6) Restructuring the Iraqi economy and making room for the private sector to carry out its activities in partnership with the public sector.

In this regard, the Iraqi Communist Party sees, according to what was stated in its program:

((The necessity of adopting a sustainable development strategy and adopting medium and short-term development plans in conjunction with the regional and local governments aiming at expanding, diversifying and modernizing the economy base, developing human capabilities and rational and efficient use of the country's resources in order to achieve a better level and quality of life for all citizens, while establishing an effective economic policy and undertaking reforms.

It is necessary to secure the coordination and complementarity between fiscal and monetary policy, develop mechanisms for setting the general budget, planning and implementing investment programs, combating inflation and stimulating growth.

The party also sees the necessity of employing oil revenues for the purposes of investment and development in the basic degree, ensuring supervision and supervision over them by representative institutions of the people, combating unemployment, developing human resources, confirming the role of the working class and other workers, rebuilding the countryside, developing its productive forces, advancing the agricultural sector, and paying attention to the state sector as it is a major base for the economy.

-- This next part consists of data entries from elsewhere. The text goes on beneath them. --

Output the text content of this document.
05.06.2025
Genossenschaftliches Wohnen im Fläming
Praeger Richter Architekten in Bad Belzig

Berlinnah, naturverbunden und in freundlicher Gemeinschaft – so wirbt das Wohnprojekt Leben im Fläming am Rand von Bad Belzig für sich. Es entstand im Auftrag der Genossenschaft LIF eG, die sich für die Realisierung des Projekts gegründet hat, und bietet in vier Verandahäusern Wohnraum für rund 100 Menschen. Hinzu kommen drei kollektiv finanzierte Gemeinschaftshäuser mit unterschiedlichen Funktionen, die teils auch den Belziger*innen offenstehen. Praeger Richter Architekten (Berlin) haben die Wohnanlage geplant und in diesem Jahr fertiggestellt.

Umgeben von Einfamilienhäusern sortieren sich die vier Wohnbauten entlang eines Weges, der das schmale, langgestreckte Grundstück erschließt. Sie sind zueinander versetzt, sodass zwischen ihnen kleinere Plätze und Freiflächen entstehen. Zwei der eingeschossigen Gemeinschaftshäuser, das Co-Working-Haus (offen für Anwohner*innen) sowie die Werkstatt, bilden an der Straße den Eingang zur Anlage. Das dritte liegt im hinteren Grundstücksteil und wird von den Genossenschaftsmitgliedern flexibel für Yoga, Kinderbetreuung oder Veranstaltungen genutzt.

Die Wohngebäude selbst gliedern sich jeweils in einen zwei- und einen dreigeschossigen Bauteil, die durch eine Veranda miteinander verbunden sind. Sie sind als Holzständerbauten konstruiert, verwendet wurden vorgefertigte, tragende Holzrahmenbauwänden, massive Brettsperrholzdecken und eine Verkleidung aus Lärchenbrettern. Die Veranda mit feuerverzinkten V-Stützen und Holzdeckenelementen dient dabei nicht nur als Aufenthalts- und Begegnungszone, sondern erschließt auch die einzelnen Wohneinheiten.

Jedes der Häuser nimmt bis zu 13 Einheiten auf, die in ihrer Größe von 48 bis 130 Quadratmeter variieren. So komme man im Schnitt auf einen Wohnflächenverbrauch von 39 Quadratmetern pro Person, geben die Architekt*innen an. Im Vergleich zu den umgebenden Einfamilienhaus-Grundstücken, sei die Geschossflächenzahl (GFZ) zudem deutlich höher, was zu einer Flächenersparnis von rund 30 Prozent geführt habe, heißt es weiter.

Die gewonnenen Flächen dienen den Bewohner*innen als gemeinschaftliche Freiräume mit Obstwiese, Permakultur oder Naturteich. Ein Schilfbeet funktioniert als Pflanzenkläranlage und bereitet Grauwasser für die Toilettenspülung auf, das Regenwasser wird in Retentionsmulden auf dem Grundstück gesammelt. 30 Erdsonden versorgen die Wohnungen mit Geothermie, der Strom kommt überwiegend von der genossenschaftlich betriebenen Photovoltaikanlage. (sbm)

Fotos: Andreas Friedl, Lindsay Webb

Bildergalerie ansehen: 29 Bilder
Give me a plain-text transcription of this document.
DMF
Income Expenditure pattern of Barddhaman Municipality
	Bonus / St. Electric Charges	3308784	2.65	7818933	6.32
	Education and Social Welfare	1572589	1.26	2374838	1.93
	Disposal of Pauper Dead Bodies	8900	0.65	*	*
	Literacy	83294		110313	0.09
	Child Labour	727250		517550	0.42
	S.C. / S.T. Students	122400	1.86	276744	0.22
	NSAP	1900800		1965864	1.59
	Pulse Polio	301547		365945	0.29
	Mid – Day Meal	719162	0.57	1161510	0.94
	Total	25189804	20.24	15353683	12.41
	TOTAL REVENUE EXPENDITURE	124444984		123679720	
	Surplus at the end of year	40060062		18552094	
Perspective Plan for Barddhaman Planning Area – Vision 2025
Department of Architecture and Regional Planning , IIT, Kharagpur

National, standing in the face of the call to consider privatization to be able to solve the problems of the economy while encouraging the private sector and its initiatives, fighting administrative, financial and economic corruption, supporting specialized supervisory bodies and their independence, modernizing and expanding the banking system, both governmental and private, combating money laundering operations, providing guarantees of a decent life for citizens and protecting them from poverty and destitution, And reforming and activating the tax system, addressing the housing crisis, preserving the rights of retirees, securing a decent life for them, implementing the public civil service law, and rebuilding economic relations with Arab and regional countries and other countries of the world based on common interests.

The party stresses the importance of resisting the pressures of international monetary and financial institutions to impose the program and conditions of the International Monetary Fund and the World Bank aimed at restructuring and implementing other liberal economic reforms, ensuring that foreign capital does not flow for speculative purposes, and emphasizing foreign direct investment that creates productive capacities.

And job opportunities that contribute to the transfer of technological and administrative expertise and knowledge.

The Iraqi Communist Party also believes the need to ensure state support for industrial projects with a high technological component and large financing requirements as well
Reconsidering the laws of agriculture, agrarian reform, and the advancement of the agricultural and tourism sector, among others.

What will the government white paper do in this area???!!!